In the recent years, many researchers have emphasized their work on soft computing techniques to handle uncertainties in images for addressing SBD. Fuzzification of frame-to-frame-property difference values using Rayleigh distribution and fuzzy rules are framed by Jadon et al., [20] for detection of abrupt and gradual changes. Lee et al. [26] used an ART2 neural network for video scene change detection. Küçüktunç et al., [24] presents color histogram based shot boundary detection algorithm to detect both cuts and gradual transitions with the fuzzy linking method on L*a*b* color space. A set of fuzzy rules are evaluated and fuzzy rule based cut detection approach is suggested by Dadashi and Kanan [12]. Thounaojam et al., [50] used normalized RGB color histogram difference as feature extraction method and finding the difference between consecutive frames is studied for shot detection. The authors have utilized fuzzy logic system optimized by Genetic Algorithm to find optimal range of values of fuzzy membership functions. Hassanien et al., [17] presented SBD technique based on spatio-temporal Convolutional Neural Networks (CNN). The authors have applied deep neural techniques on the large SBD data set of 3.5 millions of frames of sharp and gradual transitions. Image compositing models are used to generate the transitions. Rashmi and Nagendraswamy [41] applied correlation coefficient between consecutive fuzzified frames using fuzzy sets and IFS techniques for the purpose of abrupt shot detection. Artificial neural networks (ANN) represents an important paradigm in the soft computing domain. Gygli et al., [15] developed Ridiculously Fast Shot Boundary Detection with Fully Convolutional Neural Networks. Large temporal context is used by Convolutional Neural Network (CNN) with unprecedented speed for detection process.

3 PROPOSED METHODOLOGY

The framework of the proposed methodology for Shot Boundary Detection process is presented in Fig. 3. The main challenge is to develop a simple approach to eliminate false shot detections that occur due to illumination, camera operation, object motion and noise. Therefore, a combination of local and global feature is considered to address the aforementioned problems by constructing MCSH histograms. The proposed model addresses the detection of both abrupt and gradual transitions present in the videos using MCSH histograms.

Fig. 3
figure 3

Framework of the Proposed Methodology for Shot Boundary Detection

3.1 Feature Extraction and Representation

Extraction of meaningful feature and efficient representation of video frames plays a very important role in effective detection of shots in videos. The following subsections presents the detail description of the proposed feature extraction and representation of video frames.

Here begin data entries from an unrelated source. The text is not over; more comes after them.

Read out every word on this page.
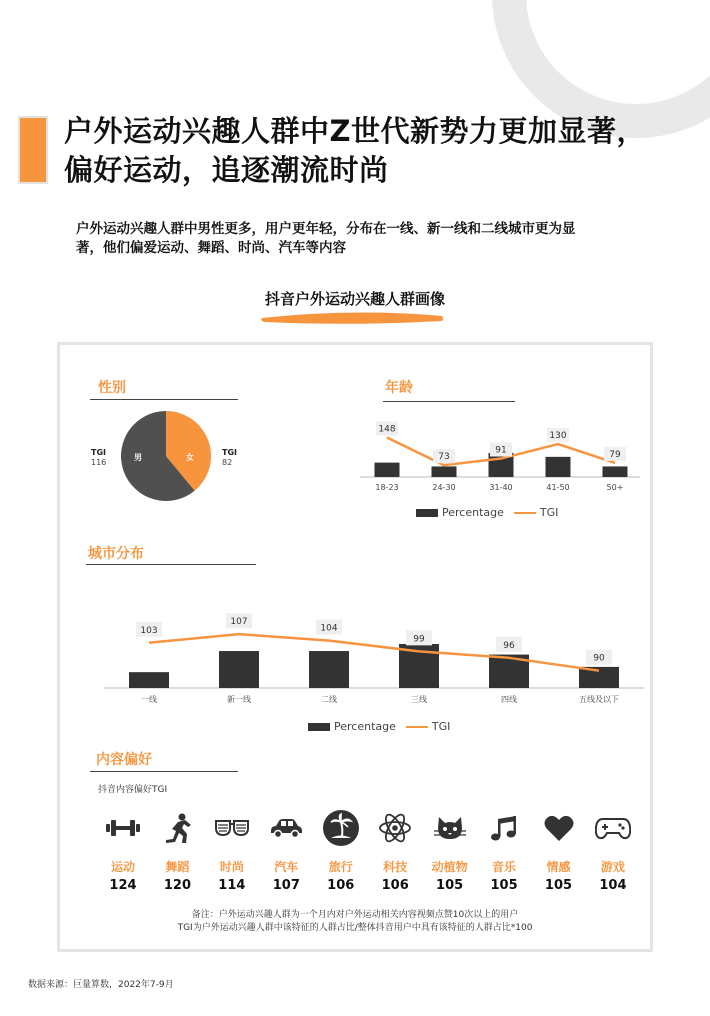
户外运动兴趣人群中Z世代新势力更加显著，
偏好运动，追逐潮流时尚

户外运动兴趣人群中男性更多，用户更年轻，分布在一线、新一线和二线城市更为显
著，他们偏爱运动、舞蹈、时尚、汽车等内容

抖音户外运动兴趣人群画像
性别
男	女
TGI
116
TGI
82
年龄
148
73
91
130
79
18-23	24-30	31-40	41-50	50+
Percentage	TGI
城市分布
103
107
104
99
96
90
一线	新一线	二线	三线	四线	五线及以下
Percentage	TGI
内容偏好
抖音内容偏好TGI
运动
124
舞蹈
120
时尚
114
汽车
107
旅行
106
科技
106
动植物
105
音乐
105
情感
105
游戏
104
备注：户外运动兴趣人群为一个月内对户外运动相关内容视频点赞10次以上的用户
TGI为户外运动兴趣人群中该特征的人群占比/整体抖音用户中具有该特征的人群占比*100
数据来源：巨量算数，2022年7-9月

3.1.1 Sobel Gradient Frames

Initially, all the RGB frames of the video are converted to gray scale frames. There exists wide variety of edge detection techniques to measure intensity changes [10, 37, 45] and it is found that Sobel edge detector outperform other edge detectors in terms of accuracy and computational efficiency [1]. In this work, Sobel detector [45] is used to convolve the grayscale frame pixels with their respective convolution mask to obtain gradient frame from grayscale frame. For every pixel in the grayscale frame, the vertical and horizontal components of the gradient is obtained by applying convolution with two 3-by-3 convolution masks as formulated in Fig. 4:

Fig. 4
figure 4

Sobel 3 × 3 convolution masks

The magnitude of the gradient gives the measure of rate of change in intensity at the pixel location x,y and is computed as:

$$ {G}_{\left(x,y\right)}=\sqrt{G_x^2+{G}_y^2} $$
(1)

3.1.2 Fuzzification of Sobel Gradient Frames

In order to capture the vagueness and uncertainty present in the data, the crisp data has to be converted to fuzzy data using the process of fuzzification. Membership functions (MFs) are used to carry out fuzzification. MF is a curve that defines how each point in input space is mapped to membership value between 0 and 1 [57]. Different MFs can be used to fuzzify the data which has to be determined empirically by studying the functions for a specific application. The most commonly used MFs in literature are trapezoidal, triangular and Gaussian as they produce good results. The responsibility of choosing the shape of the MF lies with the user and the application. The triangular/trapezoidal MF is used if the system needs significant dynamic variation within short period of time and a Gaussian MF is used if high control accuracy is selected [31].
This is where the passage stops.